High performance concrete (HPC) with higher compressive strength (in the range of 8,000 to 10,000 psi) and increased durability is rapidly gaining acceptance for bridge construction.  The goal of this project was to implement and demonstrate the economic benefits of the HPC technology in bridge design and construction in North Carolina, thereby providing a greater value to the public.  Specifically, the project monitored the production of HPC in typical plant and field conditions, confirmed the feasibility of producing HPC bridge girders and decks, and validated the expected behavior of bridge superstructures built with HPC girders and decks.​

As of December 1999, 29% of the nation's 585,542 highway bridges have been rated structurally or functionally deficient, according to the Federal Highway Administration http://www.fhwa.dot.gov////bridge/defbr99.htm.  To replace some of these deficient bridges or to construct new bridges, it has been found that high performance concrete (HPC) can be utilized to great advantage in terms of structural efficiency and durability.  However, there is a need for more field data on high performance concrete and on the structural behavior when high performance concrete is used.

In 1997, the Federal Highway Administration (FHWA) initiated a program to demonstrate the application of high performance concrete to bridges throughout the United States.  The North Carolina Department of Transportation (NCDOT) participated in that program and chose a bridge on U. S. Highway 401 in Raleigh crossing the Neuse River as the site for demonstration.  The original design of the bridge with the conventional concrete called for six lines of girders.  By using HPC, it was possible to eliminate one line of girders for the entire length of the bridge, thus achieving significant savings for the initial cost of the bridge.
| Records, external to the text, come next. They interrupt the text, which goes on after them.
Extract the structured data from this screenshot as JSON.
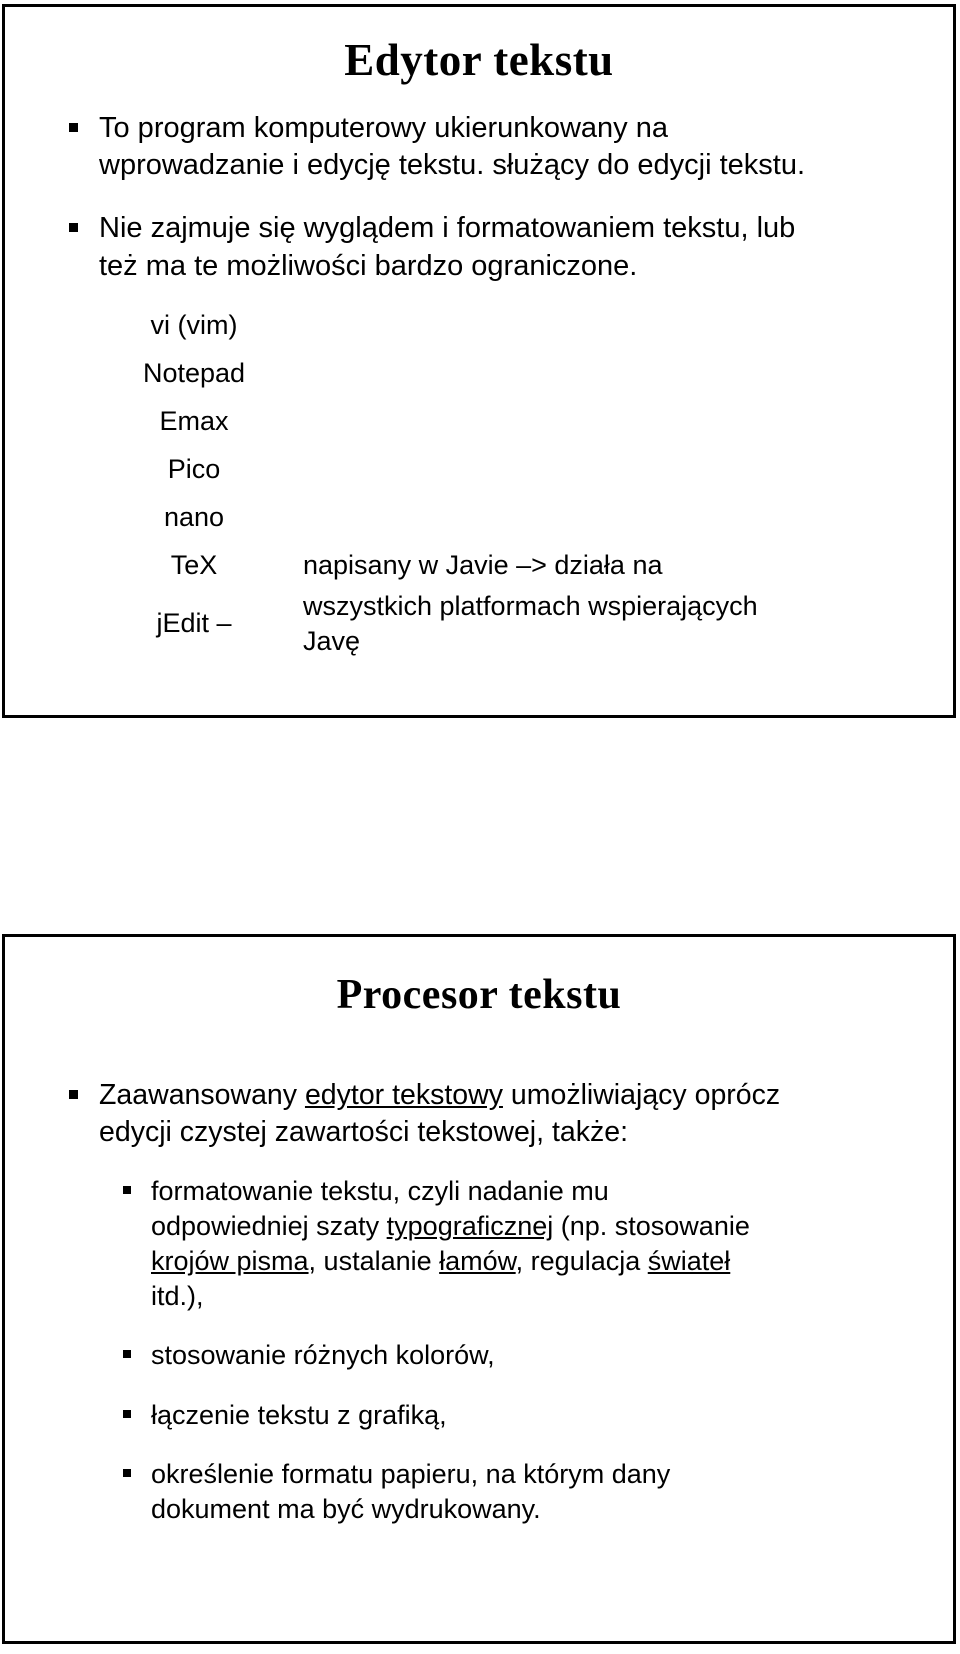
{
  "document": {
    "language": "pl",
    "slide_count": 2
  },
  "slide1": {
    "title": "Edytor tekstu",
    "bullets": [
      {
        "lines": [
          "To program komputerowy ukierunkowany na",
          "wprowadzanie i edycję tekstu. służący do edycji tekstu."
        ]
      },
      {
        "lines": [
          "Nie zajmuje się wyglądem i formatowaniem tekstu, lub",
          "też ma te możliwości bardzo ograniczone."
        ]
      }
    ],
    "editors": [
      {
        "name": "vi (vim)",
        "note": ""
      },
      {
        "name": "Notepad",
        "note": ""
      },
      {
        "name": "Emax",
        "note": ""
      },
      {
        "name": "Pico",
        "note": ""
      },
      {
        "name": "nano",
        "note": ""
      },
      {
        "name": "TeX",
        "note": ""
      },
      {
        "name": "jEdit –",
        "note": "napisany w Javie –> działa na wszystkich platformach wspierających Javę"
      }
    ],
    "jedit_note_lines": [
      "napisany w Javie –> działa na",
      "wszystkich platformach wspierających",
      "Javę"
    ]
  },
  "slide2": {
    "title": "Procesor teksu_placeholder",
    "title_text": "Procesor tekstu",
    "lead_bullet": {
      "line1_a": "Zaawansowany ",
      "line1_u": "edytor tekstowy",
      "line1_b": " umożliwiający oprócz",
      "line2": "edycji czystej zawartości tekstowej, także:"
    },
    "sub_bullets": [
      {
        "id": "formatowanie",
        "line1": "formatowanie tekstu, czyli nadanie mu",
        "line2_a": "odpowiedniej szaty ",
        "line2_u": "typograficznej",
        "line2_b": " (np. stosowanie",
        "line3_u1": "krojów pisma",
        "line3_a": ", ustalanie ",
        "line3_u2": "łamów",
        "line3_b": ", regulacja ",
        "line3_u3": "świateł",
        "line4": "itd.),"
      },
      {
        "id": "kolory",
        "line1": "stosowanie różnych kolorów,"
      },
      {
        "id": "grafika",
        "line1": "łączenie tekstu z grafiką,"
      },
      {
        "id": "papier",
        "line1": "określenie formatu papieru, na którym dany",
        "line2": "dokument ma być wydrukowany."
      }
    ]
  },
  "style": {
    "text_color": "#000000",
    "background": "#ffffff",
    "border_color": "#000000"
  }
}
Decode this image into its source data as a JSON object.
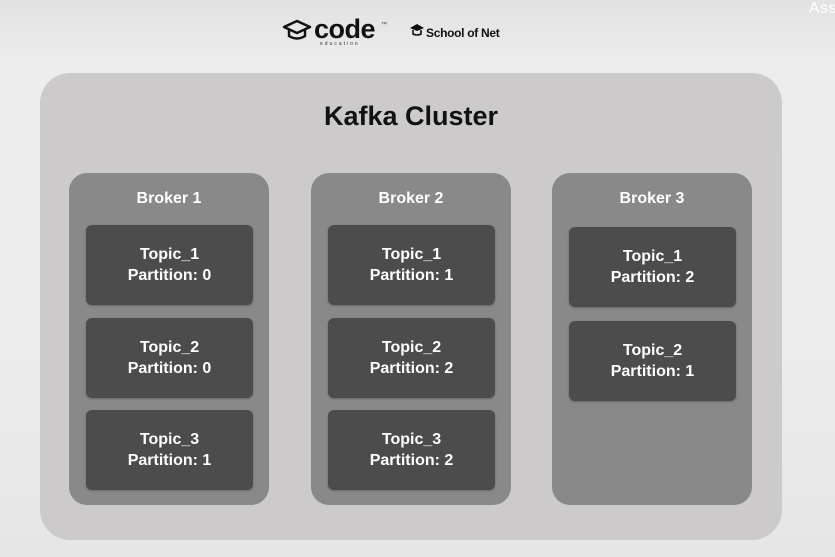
{
  "header": {
    "corner_text": "Ass",
    "logo_code": {
      "word": "code",
      "sub": "education",
      "tm": "™"
    },
    "logo_school": {
      "text": "School of Net"
    }
  },
  "cluster": {
    "title": "Kafka Cluster",
    "brokers": [
      {
        "name": "Broker 1",
        "partitions": [
          {
            "topic": "Topic_1",
            "partition": "Partition: 0"
          },
          {
            "topic": "Topic_2",
            "partition": "Partition: 0"
          },
          {
            "topic": "Topic_3",
            "partition": "Partition: 1"
          }
        ]
      },
      {
        "name": "Broker 2",
        "partitions": [
          {
            "topic": "Topic_1",
            "partition": "Partition: 1"
          },
          {
            "topic": "Topic_2",
            "partition": "Partition: 2"
          },
          {
            "topic": "Topic_3",
            "partition": "Partition: 2"
          }
        ]
      },
      {
        "name": "Broker 3",
        "partitions": [
          {
            "topic": "Topic_1",
            "partition": "Partition: 2"
          },
          {
            "topic": "Topic_2",
            "partition": "Partition: 1"
          }
        ]
      }
    ]
  },
  "colors": {
    "background": "#ececec",
    "cluster": "#cdcacb",
    "broker": "#898989",
    "partition": "#4c4c4c",
    "title_text": "#121212",
    "box_text": "#ffffff"
  }
}
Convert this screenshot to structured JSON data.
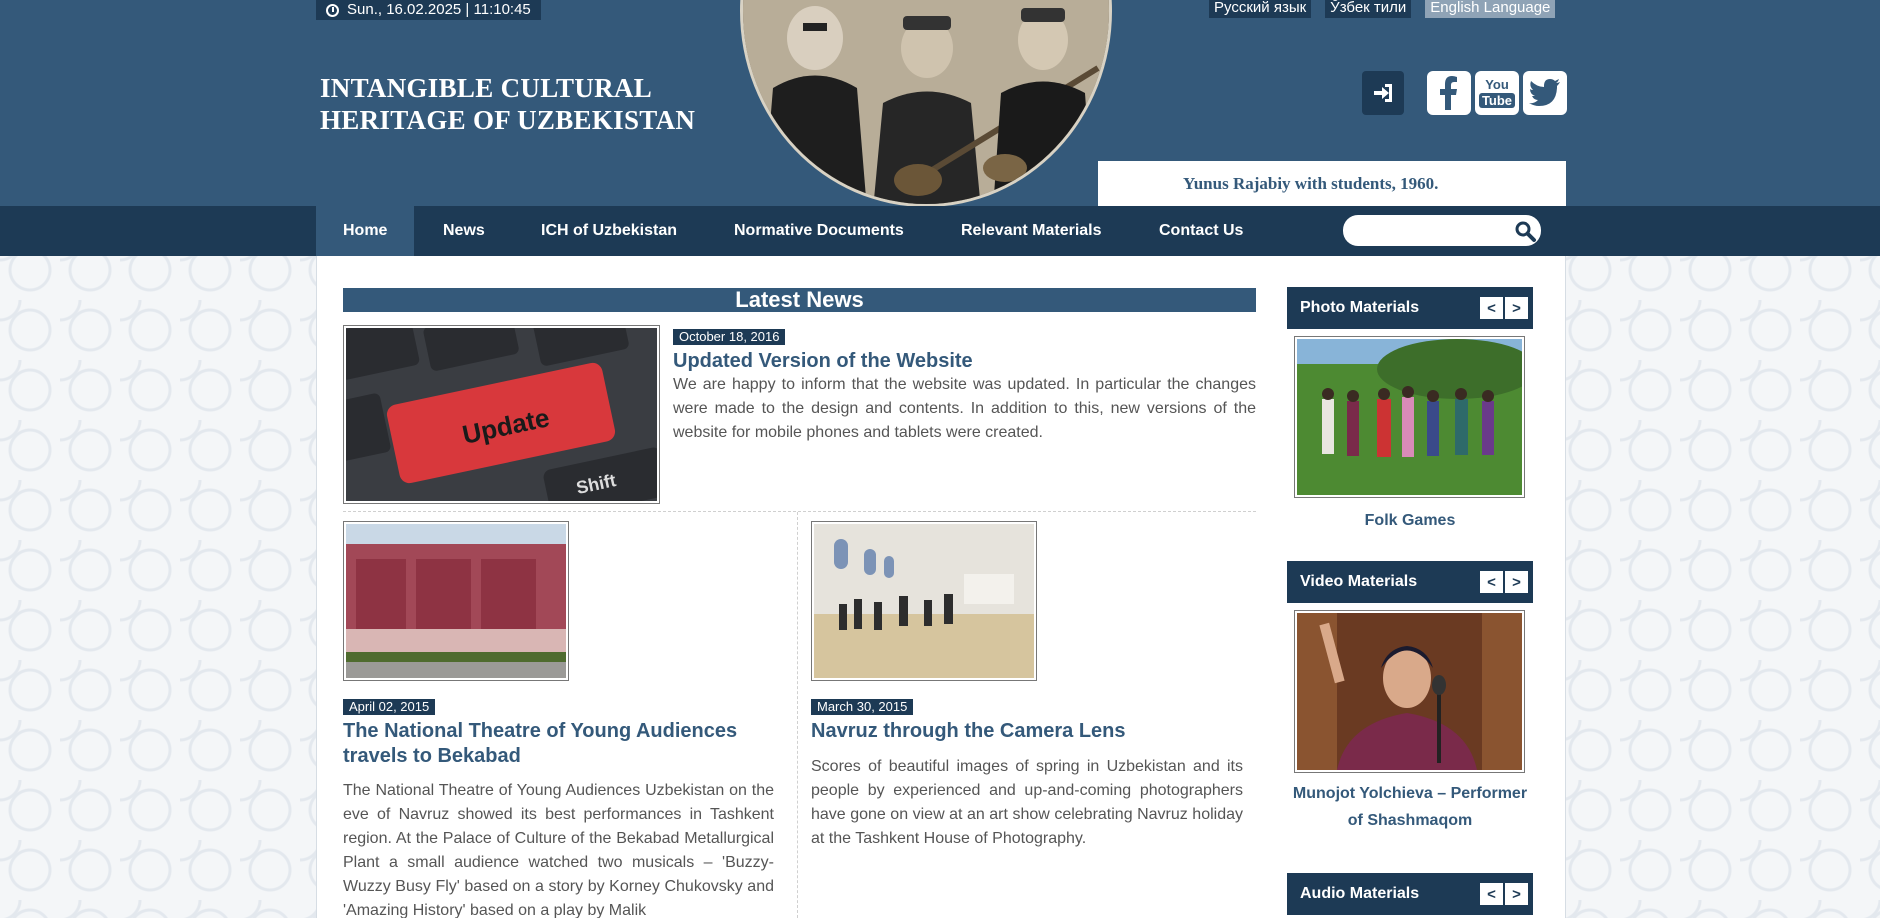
{
  "header": {
    "datetime": "Sun., 16.02.2025 | 11:10:45",
    "logo_line1": "INTANGIBLE CULTURAL",
    "logo_line2": "HERITAGE OF UZBEKISTAN",
    "photo_caption": "Yunus Rajabiy with students, 1960.",
    "languages": [
      "Русский язык",
      "Ўзбек тили",
      "English Language"
    ],
    "active_language": "English Language",
    "youtube_label_top": "You",
    "youtube_label_bottom": "Tube"
  },
  "nav": {
    "items": [
      "Home",
      "News",
      "ICH of Uzbekistan",
      "Normative Documents",
      "Relevant Materials",
      "Contact Us"
    ],
    "active": "Home",
    "search_placeholder": ""
  },
  "main": {
    "section_title": "Latest News",
    "featured": {
      "date": "October 18, 2016",
      "title": "Updated Version of the Website",
      "text": "We are happy to inform that the website was updated. In particular the changes were made to the design and contents. In addition to this, new versions of the website for mobile phones and tablets were created.",
      "image_keycap_text": "Update",
      "image_shift_text": "Shift"
    },
    "news": [
      {
        "date": "April 02, 2015",
        "title": "The National Theatre of Young Audiences travels to Bekabad",
        "text": "The National Theatre of Young Audiences Uzbekistan on the eve of Navruz showed its best performances in Tashkent region. At the Palace of Culture of the Bekabad Metallurgical Plant a small audience watched two musicals – 'Buzzy-Wuzzy Busy Fly' based on a story by Korney Chukovsky and 'Amazing History' based on a play by Malik"
      },
      {
        "date": "March 30, 2015",
        "title": "Navruz through the Camera Lens",
        "text": "Scores of beautiful images of spring in Uzbekistan and its people by experienced and up-and-coming photographers have gone on view at an art show celebrating Navruz holiday at the Tashkent House of Photography."
      }
    ]
  },
  "sidebar": {
    "photo": {
      "title": "Photo Materials",
      "caption": "Folk Games"
    },
    "video": {
      "title": "Video Materials",
      "caption_line1": "Munojot Yolchieva – Performer",
      "caption_line2": "of Shashmaqom"
    },
    "audio": {
      "title": "Audio Materials"
    },
    "prev_label": "<",
    "next_label": ">"
  },
  "colors": {
    "header_bg": "#34597a",
    "nav_bg": "#1d3a55",
    "title_color": "#34597a"
  }
}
The objective of this research is to monitor the behavior of four prestressed HPC bridge girders used in this NCDOT demonstration project during their casting and to study the properties of the concrete used in the girders.  This report provides details of the testing of the concrete and field instrumentation of the bridge girders.  Comparisons are made between the experimental and theoretical results and conclusions are provided.​